'The Walking Dead' Season 2, Episode 10 Recap - '18 Miles Out'

'The Walking Dead' Season 2, Episode 10 Recap - '18 Miles Out' "When I figured it out," says Rick about Shane and Lori's tryst (and I may be paraphrasing here), "I wanted to break your jaw." Of course, he didn't break Shane's jaw then. No, he waited to pummel his friend's face until they were faced with killing a kid who was shooting at him just a week ago.

My point here is that Rick, for all his decisiveness at the barn and in the bar, is still a terrible decision maker. He and Shane drag Randal "18 miles out," and when Shane asks if they should just dump him here, Rick says no, let's find a better spot and give him a chance. So then they take him to the department of public works, where the gate was chained up and where there are CLEARLY walkers because they kill two of them at the gate? How is this a better spot? When will these guys learn that buildings and populated areas equal more walkers?

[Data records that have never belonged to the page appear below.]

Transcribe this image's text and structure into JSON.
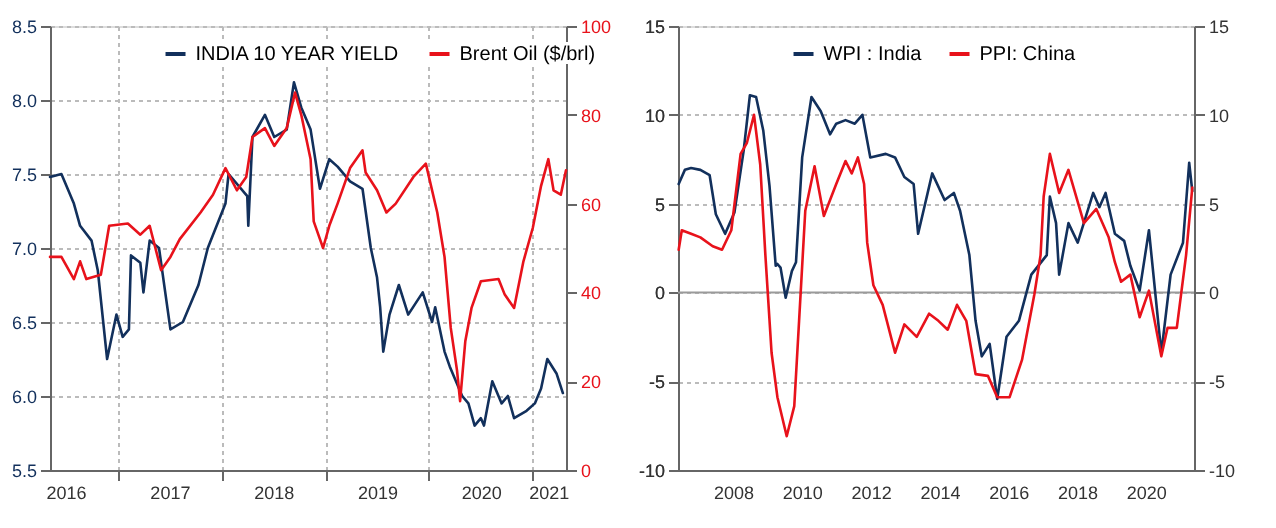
{
  "chart_data": [
    {
      "type": "line",
      "legend": "top",
      "grid": true,
      "line_style": "solid",
      "xlim": [
        2016.35,
        2021.32
      ],
      "xticks": [
        {
          "value": 2016.5,
          "label": "2016"
        },
        {
          "value": 2017,
          "label": null
        },
        {
          "value": 2017.5,
          "label": "2017"
        },
        {
          "value": 2018,
          "label": null
        },
        {
          "value": 2018.5,
          "label": "2018"
        },
        {
          "value": 2019,
          "label": null
        },
        {
          "value": 2019.5,
          "label": "2019"
        },
        {
          "value": 2020,
          "label": null
        },
        {
          "value": 2020.5,
          "label": "2020"
        },
        {
          "value": 2021,
          "label": null
        },
        {
          "value": 2021.15,
          "label": "2021"
        }
      ],
      "ylim": [
        5.5,
        8.5
      ],
      "yticks": [
        5.5,
        {
          "value": 6,
          "label": "6.0"
        },
        6.5,
        {
          "value": 7,
          "label": "7.0"
        },
        7.5,
        {
          "value": 8,
          "label": "8.0"
        },
        8.5
      ],
      "y2lim": [
        0,
        100
      ],
      "y2ticks": [
        0,
        20,
        40,
        60,
        80,
        100
      ],
      "series": [
        {
          "name": "INDIA 10 YEAR YIELD",
          "color": "#12305c",
          "axis": "y",
          "x": [
            2016.35,
            2016.46,
            2016.58,
            2016.64,
            2016.75,
            2016.81,
            2016.9,
            2016.99,
            2017.05,
            2017.11,
            2017.13,
            2017.22,
            2017.25,
            2017.31,
            2017.4,
            2017.51,
            2017.63,
            2017.78,
            2017.87,
            2018.04,
            2018.07,
            2018.25,
            2018.26,
            2018.3,
            2018.42,
            2018.51,
            2018.63,
            2018.7,
            2018.77,
            2018.86,
            2018.95,
            2019.04,
            2019.12,
            2019.24,
            2019.36,
            2019.44,
            2019.5,
            2019.53,
            2019.56,
            2019.62,
            2019.71,
            2019.8,
            2019.94,
            2020.03,
            2020.06,
            2020.15,
            2020.2,
            2020.32,
            2020.38,
            2020.44,
            2020.5,
            2020.53,
            2020.61,
            2020.7,
            2020.76,
            2020.82,
            2020.94,
            2021.02,
            2021.08,
            2021.14,
            2021.23,
            2021.29
          ],
          "values": [
            7.48,
            7.5,
            7.3,
            7.15,
            7.05,
            6.85,
            6.25,
            6.55,
            6.4,
            6.45,
            6.95,
            6.9,
            6.7,
            7.05,
            7.0,
            6.45,
            6.5,
            6.75,
            7.0,
            7.3,
            7.5,
            7.35,
            7.15,
            7.75,
            7.9,
            7.75,
            7.8,
            8.12,
            7.95,
            7.8,
            7.4,
            7.6,
            7.55,
            7.45,
            7.4,
            7.0,
            6.8,
            6.6,
            6.3,
            6.55,
            6.75,
            6.55,
            6.7,
            6.5,
            6.6,
            6.3,
            6.2,
            6.0,
            5.95,
            5.8,
            5.85,
            5.8,
            6.1,
            5.95,
            6.0,
            5.85,
            5.9,
            5.95,
            6.05,
            6.25,
            6.15,
            6.02
          ]
        },
        {
          "name": "Brent Oil ($/brl)",
          "color": "#e8121b",
          "axis": "y2",
          "x": [
            2016.35,
            2016.46,
            2016.58,
            2016.64,
            2016.7,
            2016.84,
            2016.92,
            2017.1,
            2017.22,
            2017.31,
            2017.42,
            2017.51,
            2017.6,
            2017.8,
            2017.92,
            2018.04,
            2018.15,
            2018.24,
            2018.3,
            2018.42,
            2018.51,
            2018.63,
            2018.71,
            2018.77,
            2018.86,
            2018.89,
            2018.95,
            2018.98,
            2019.04,
            2019.12,
            2019.24,
            2019.36,
            2019.39,
            2019.5,
            2019.59,
            2019.68,
            2019.85,
            2019.97,
            2020.08,
            2020.15,
            2020.18,
            2020.21,
            2020.27,
            2020.3,
            2020.35,
            2020.41,
            2020.5,
            2020.67,
            2020.73,
            2020.82,
            2020.91,
            2021.0,
            2021.08,
            2021.15,
            2021.2,
            2021.27,
            2021.32
          ],
          "values": [
            48,
            48,
            43,
            47,
            43,
            44,
            55,
            55.5,
            53,
            55,
            45,
            48,
            52,
            58,
            62,
            68,
            63,
            66,
            75,
            77,
            73,
            77,
            85,
            80,
            70,
            56,
            52,
            50,
            55,
            60,
            68,
            72,
            67,
            63,
            58,
            60,
            66,
            69,
            58,
            48,
            40,
            32,
            22.5,
            15.5,
            29,
            36.5,
            42.5,
            43,
            39.5,
            36.5,
            47,
            54.5,
            64,
            70,
            63,
            62,
            67.5
          ]
        }
      ]
    },
    {
      "type": "line",
      "legend": "top",
      "grid": true,
      "line_style": "solid",
      "xlim": [
        2006.4,
        2021.4
      ],
      "xticks": [
        2008,
        2010,
        2012,
        2014,
        2016,
        2018,
        2020
      ],
      "ylim": [
        -10,
        15
      ],
      "yticks": [
        -10,
        -5,
        0,
        5,
        10,
        15
      ],
      "y2lim": [
        -10,
        15
      ],
      "y2ticks": [
        -10,
        -5,
        0,
        5,
        10,
        15
      ],
      "ref_lines": [
        {
          "axis": "y",
          "value": 0,
          "color": "#9a9a9a"
        }
      ],
      "series": [
        {
          "name": "WPI : India",
          "color": "#12305c",
          "x": [
            2006.42,
            2006.6,
            2006.78,
            2007.05,
            2007.32,
            2007.5,
            2007.77,
            2008.04,
            2008.31,
            2008.49,
            2008.67,
            2008.88,
            2009.06,
            2009.24,
            2009.29,
            2009.38,
            2009.53,
            2009.71,
            2009.83,
            2010.01,
            2010.28,
            2010.55,
            2010.82,
            2011.0,
            2011.27,
            2011.54,
            2011.76,
            2011.99,
            2012.44,
            2012.71,
            2012.98,
            2013.25,
            2013.38,
            2013.79,
            2014.15,
            2014.42,
            2014.6,
            2014.87,
            2015.05,
            2015.23,
            2015.46,
            2015.68,
            2015.95,
            2016.31,
            2016.67,
            2017.12,
            2017.21,
            2017.39,
            2017.48,
            2017.75,
            2018.02,
            2018.47,
            2018.65,
            2018.83,
            2019.1,
            2019.37,
            2019.55,
            2019.82,
            2020.09,
            2020.45,
            2020.72,
            2021.08,
            2021.26,
            2021.35
          ],
          "values": [
            6.1,
            6.9,
            7.0,
            6.9,
            6.6,
            4.4,
            3.3,
            4.5,
            8.0,
            11.1,
            11.0,
            9.1,
            6.0,
            1.5,
            1.6,
            1.4,
            -0.3,
            1.2,
            1.7,
            7.6,
            11.0,
            10.2,
            8.9,
            9.5,
            9.7,
            9.5,
            10.0,
            7.6,
            7.8,
            7.6,
            6.5,
            6.1,
            3.3,
            6.7,
            5.2,
            5.6,
            4.6,
            2.1,
            -1.6,
            -3.6,
            -2.9,
            -6.0,
            -2.5,
            -1.6,
            1.0,
            2.1,
            5.4,
            3.9,
            1.0,
            3.9,
            2.8,
            5.6,
            4.8,
            5.6,
            3.3,
            2.9,
            1.5,
            0.1,
            3.5,
            -3.4,
            1.0,
            2.8,
            7.3,
            5.7
          ]
        },
        {
          "name": "PPI: China",
          "color": "#e8121b",
          "x": [
            2006.42,
            2006.51,
            2006.78,
            2007.05,
            2007.41,
            2007.68,
            2007.95,
            2008.22,
            2008.4,
            2008.61,
            2008.79,
            2008.94,
            2009.12,
            2009.29,
            2009.56,
            2009.78,
            2009.92,
            2010.1,
            2010.37,
            2010.64,
            2011.0,
            2011.27,
            2011.45,
            2011.63,
            2011.81,
            2011.9,
            2012.08,
            2012.35,
            2012.71,
            2012.98,
            2013.34,
            2013.7,
            2013.97,
            2014.24,
            2014.51,
            2014.78,
            2015.05,
            2015.41,
            2015.68,
            2016.04,
            2016.4,
            2016.76,
            2016.94,
            2017.03,
            2017.21,
            2017.48,
            2017.75,
            2018.2,
            2018.56,
            2018.92,
            2019.1,
            2019.28,
            2019.55,
            2019.82,
            2020.09,
            2020.45,
            2020.63,
            2020.9,
            2021.17,
            2021.35
          ],
          "values": [
            2.4,
            3.5,
            3.3,
            3.1,
            2.6,
            2.4,
            3.5,
            7.8,
            8.4,
            10.0,
            7.2,
            2.1,
            -3.4,
            -5.9,
            -8.1,
            -6.4,
            -1.6,
            4.6,
            7.1,
            4.3,
            6.1,
            7.4,
            6.7,
            7.6,
            6.1,
            2.8,
            0.4,
            -0.7,
            -3.4,
            -1.8,
            -2.5,
            -1.2,
            -1.6,
            -2.1,
            -0.7,
            -1.6,
            -4.6,
            -4.7,
            -5.9,
            -5.9,
            -3.8,
            -0.1,
            2.1,
            5.4,
            7.8,
            5.6,
            6.9,
            3.9,
            4.7,
            3.1,
            1.7,
            0.6,
            1.0,
            -1.4,
            0.1,
            -3.6,
            -2.0,
            -2.0,
            2.1,
            5.9
          ]
        }
      ]
    }
  ]
}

Anyway, Rick and Shane are just about to leave Randal there when he says that he went to school with Maggie, which means he knows where the farm is. So now it's time for Rick and Shane to decide whether or not to kill the kid. There's been a lot of deciding over killing so far this season.

But here's the thing about the debate: Shane says yes, kill him now. Rick does not say no, don't kill him... he says "I want to think about it for a night." This guy isn't even decisive in deciding to make a decision.

That (understandably) pisses Shane right off, and he goes to finish the job himself. Rick intervenes, and the two of them have the all-out brawl that they probably should have had weeks ago. And, of course, walkers show up, because duh of course they're there.

While Shane and Rick duke it out over whether they should kill a man or not, Lori and Andrea argue over whether they should allow a girl to die. Beth, it seems, has had enough of living (and is probably pissed that she's had about three lines so far. I had to look up her name) and hides a knife to kill herself with. Lori finds it, and sticks her obnoxious nose in Herschel's family's business.

Of course there's nothing wrong with trying to convince a young girl that there's no sense in killing herself, but it's Lori, so we all kinda want to gang up on her, right? That is, we do until Andrea comes in and the two of them have a holier-than-thou-off, with Andrea attempting to prove that she's not totally the most worthless person on the farm (and in this show) as Lori does the same for herself.

Ultimately, Andrea's decision is to trick Maggie from watching over Beth so that she can leave Beth to her own devices and let her "make her own choice." You can translate that as "let her lock herself in the bathroom and cut her wrist with a piece of mirror." Listen, I'm all for letting people make their own choices, but don't you think her FATHER should have at least known something about this beforehand?

The theme here seems to be, as it has been all season, the changing attitudes toward the value of life in this post-apocalyptic world. Is it now okay to kill people? Is it okay to kill yourself? In a normal society, you'd be locked up for the former and locked up for attempting to do the latter. But here, one is a survival tool and the other is just an alternative choice of how to go.

There is a nice parallel between Rick's bit about knives, how they should use them more and how they're quieter and cleaner, and the fact that Beth was attempting to use a knife for a clean, quiet death as well. Another fantastic moment as Shane goes completely rageball and throws a wrench at Rick's head... we now know that Shane truly is dangerous, and fully capable of attempting to kill Rick if provoked.

Will Rick just pat Shane on the head again and call it good? Will the writers kill Andrea already so they don't have to worry about checking up on her? Is T-Dog still a character, even?

Hey, as long as people keep shooting zombies through another zombie's head, and lines like "she'll get a husband, son, baby... boyfriend," then I'm good. Keep it coming.